Con la riforma del 2012, il legislatore ha introdotto opportunamente una specifica procedura per il caso in cui il giudice non abbia provveduto direttamente alla liquidazione del danno dovuto a ciascun consumatore che abbia proposto o aderito all’azione di classe, ma si sia limitato a determinare un criterio omogeneo di calcolo. In questo caso, il Tribunale fissa un termine non superiore a novanta giorni affinché le parti (e cioè il convenuto e i soli consumatori che hanno promosso l’azione) provvedano di comune accordo alla liquidazione volontaria di quanto dovuto a ciascun consumatore, sia esso proponente o aderente all’azione. La legge precisa che il processo verbale dell’accordo, sottoscritto dalle parti e dal giudice costituisce titolo esecutivo. Scaduto il termine senza che l’accordo sia stato raggiunto, ciascuna parte (e cioè, di nuovo, il convenuto o i soli consumatori che hanno promosso l’azione) può chiedere al Tribunale di provvedere alla liquidazione di quanto dovuto a ciascun consumatore, proponente o aderente (art. 140-bis, comma 12°, cod. cons.).

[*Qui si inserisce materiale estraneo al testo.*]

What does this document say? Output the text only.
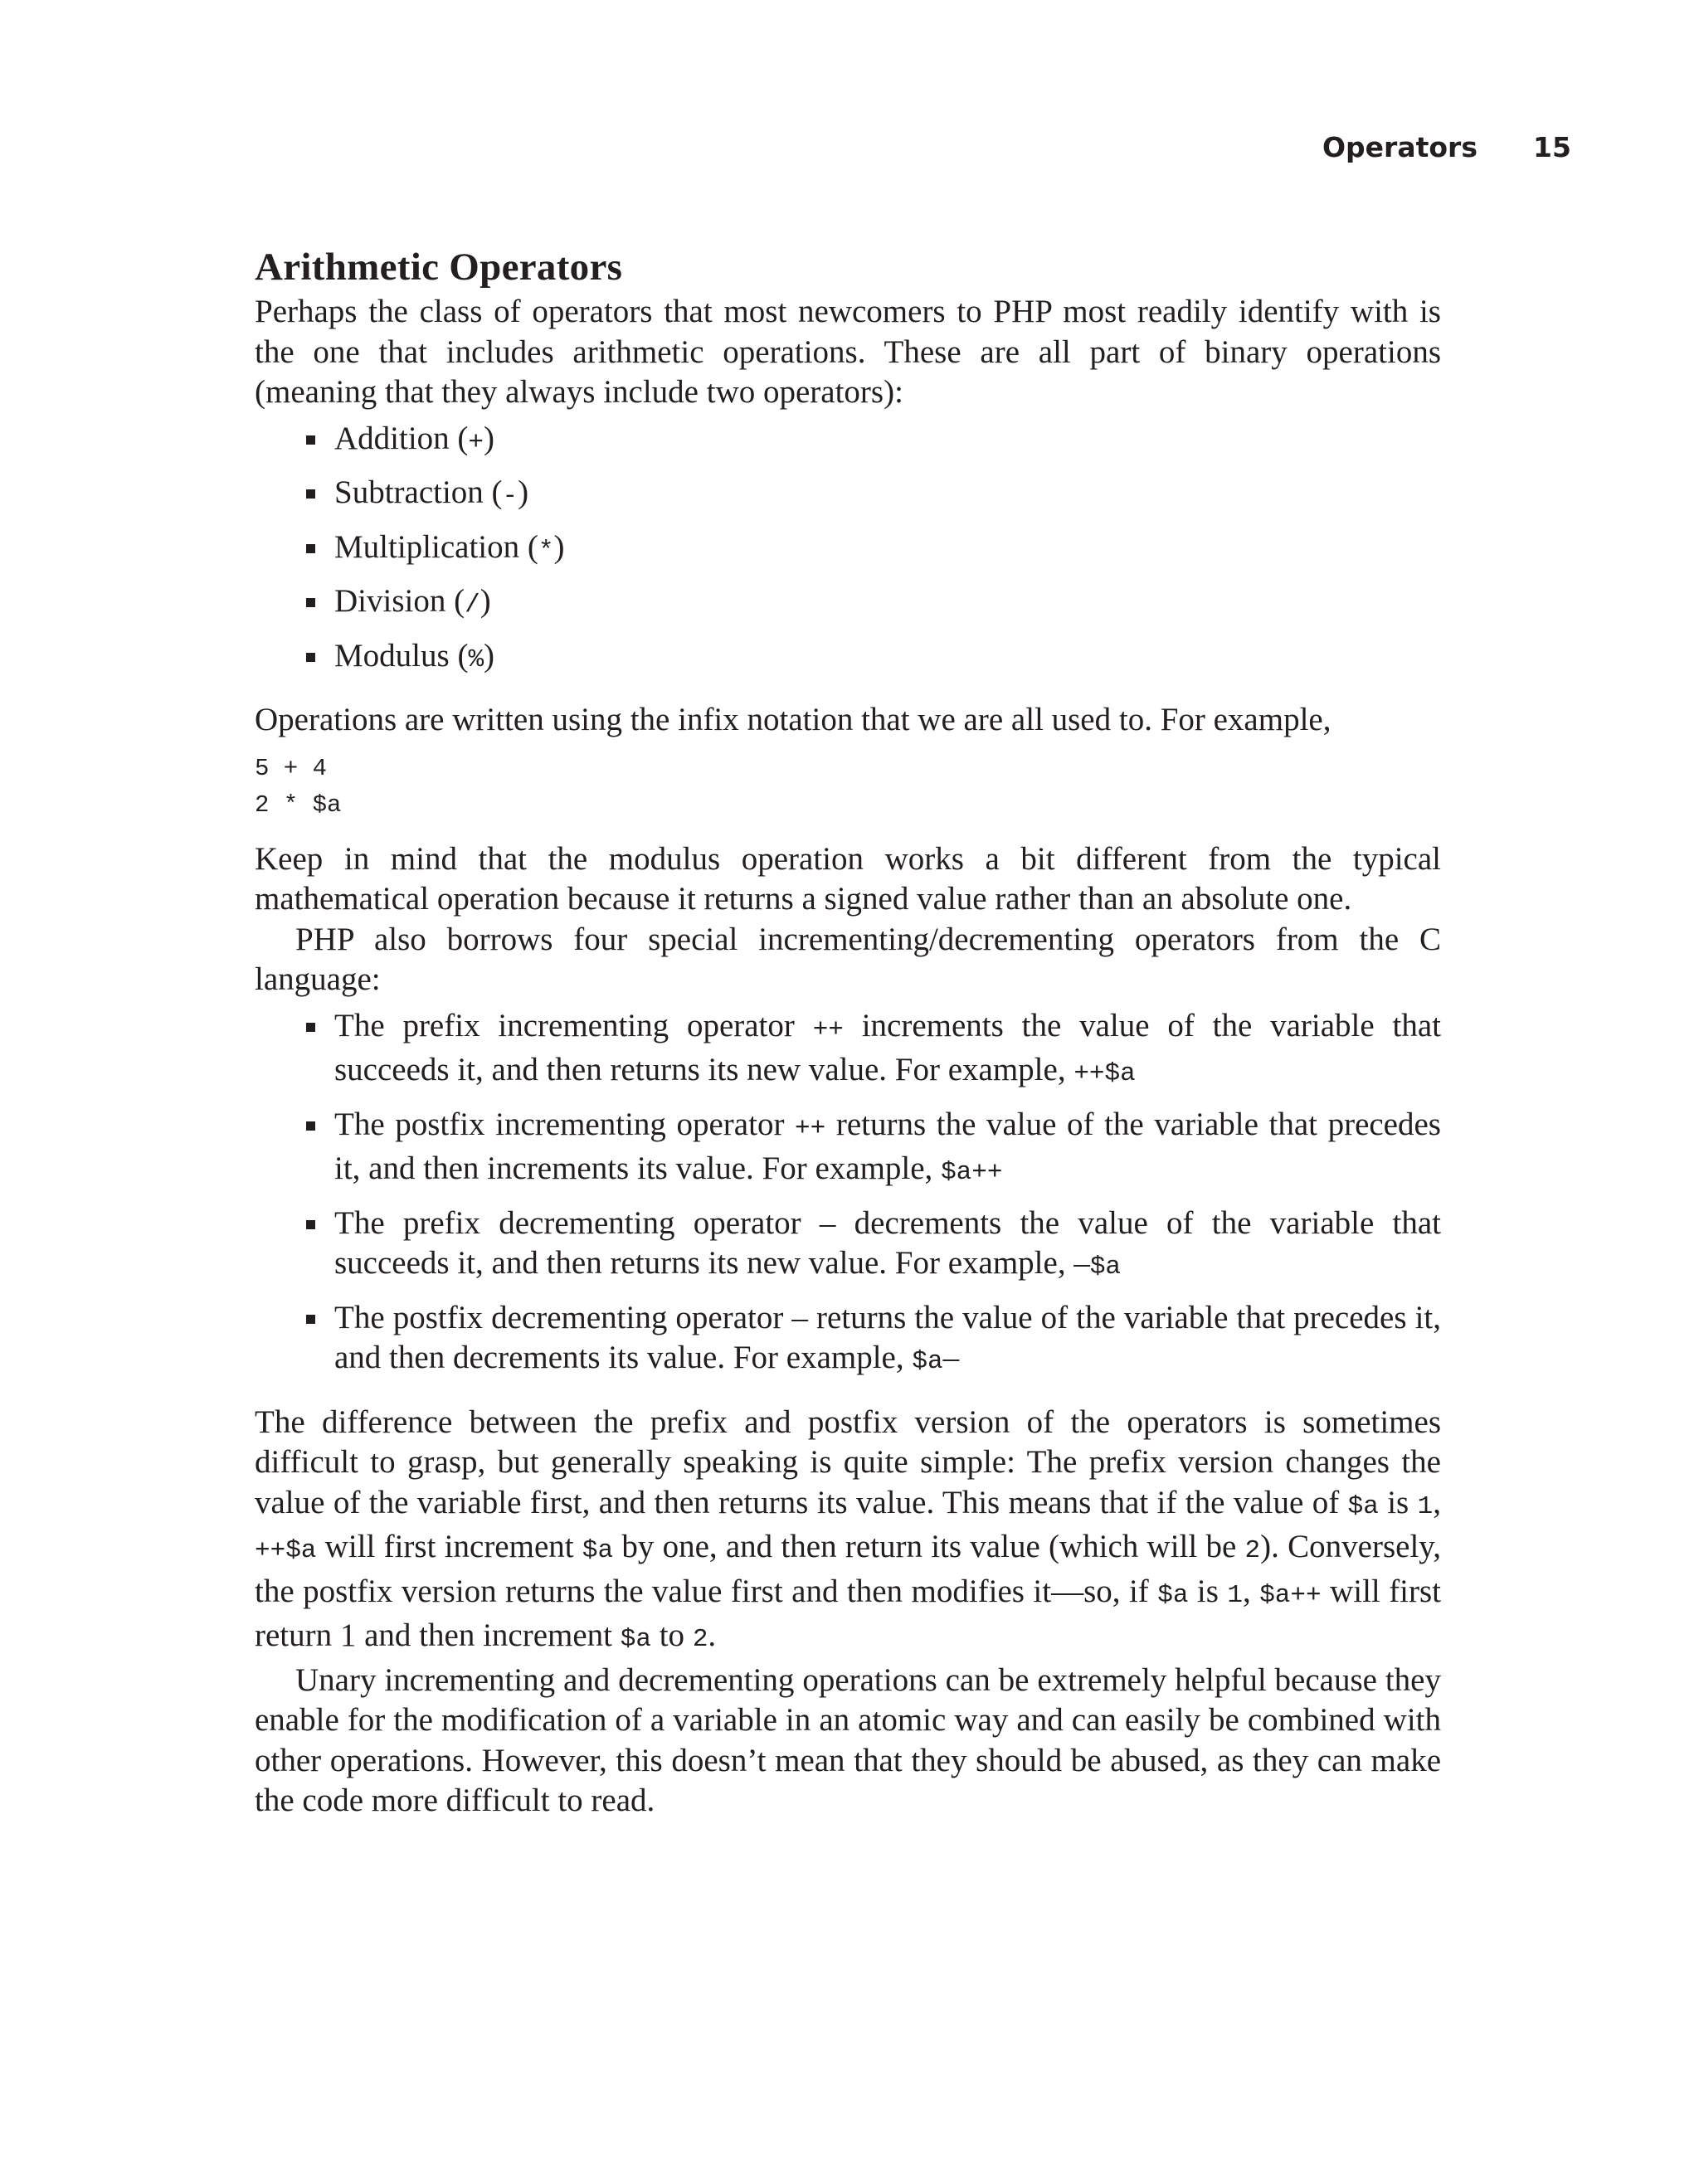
Operators 15
Arithmetic Operators

Perhaps the class of operators that most newcomers to PHP most readily identify with is the one that includes arithmetic operations. These are all part of binary operations (meaning that they always include two operators):

Addition (+)
Subtraction (-)
Multiplication (*)
Division (/)
Modulus (%)

Operations are written using the infix notation that we are all used to. For example,

5 + 4
2 * $a

Keep in mind that the modulus operation works a bit different from the typical mathematical operation because it returns a signed value rather than an absolute one.

PHP also borrows four special incrementing/decrementing operators from the C language:

The prefix incrementing operator ++ increments the value of the variable that succeeds it, and then returns its new value. For example, ++$a
The postfix incrementing operator ++ returns the value of the variable that precedes it, and then increments its value. For example, $a++
The prefix decrementing operator – decrements the value of the variable that succeeds it, and then returns its new value. For example, –$a
The postfix decrementing operator – returns the value of the variable that precedes it, and then decrements its value. For example, $a–

The difference between the prefix and postfix version of the operators is sometimes difficult to grasp, but generally speaking is quite simple: The prefix version changes the value of the variable first, and then returns its value. This means that if the value of $a is 1, ++$a will first increment $a by one, and then return its value (which will be 2). Conversely, the postfix version returns the value first and then modifies it—so, if $a is 1, $a++ will first return 1 and then increment $a to 2.

Unary incrementing and decrementing operations can be extremely helpful because they enable for the modification of a variable in an atomic way and can easily be combined with other operations. However, this doesn’t mean that they should be abused, as they can make the code more difficult to read.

In questo modo, è stato scongiurato il rischio che il consumatore che ha promosso o aderito a un’azione di classe, in caso di mancata collaborazione del convenuto, non riesca ad ottenere un titolo esecutivo, se non dopo avere promosso una nuova azione giudiziale per l’accertamento del proprio credito e la condanna del convenuto al pagamento.

Conclusioni

Come si è visto, la giurisprudenza ha cominciato a chiarire alcune questioni non espressamente risolte dalla legge che ha introdotto l’azione di classe. Inoltre, la riforma del 2012 ha contribuito a rendere questo nuovo strumento più efficace, estendendone l’ambito di applicazione, rilassando il presupposto fondamentale per la sua ammissibilità e colmando una lacuna nella liquidazione del danno in caso di condanna del convenuto. Tuttavia, questi primi anni di applicazione dell’azione di classe hanno mostrato i limiti dello strumento così come concepito dal legislatore italiano. In particolare, l’azione di classe italiana si è dimostrata scarsamente efficace quando l’illecito imputabile al convenuto ha causato a ciascun consumatore un danno di scarsa entità. In questo caso, il consumatore non ha interesse ad aderire all’azione e l’illecito rimane sostanzialmente privo di una sanzione civile. La riforma del 2012 non ha certamente posto rimedio a questi limiti. Molta altra strada rimane da fare.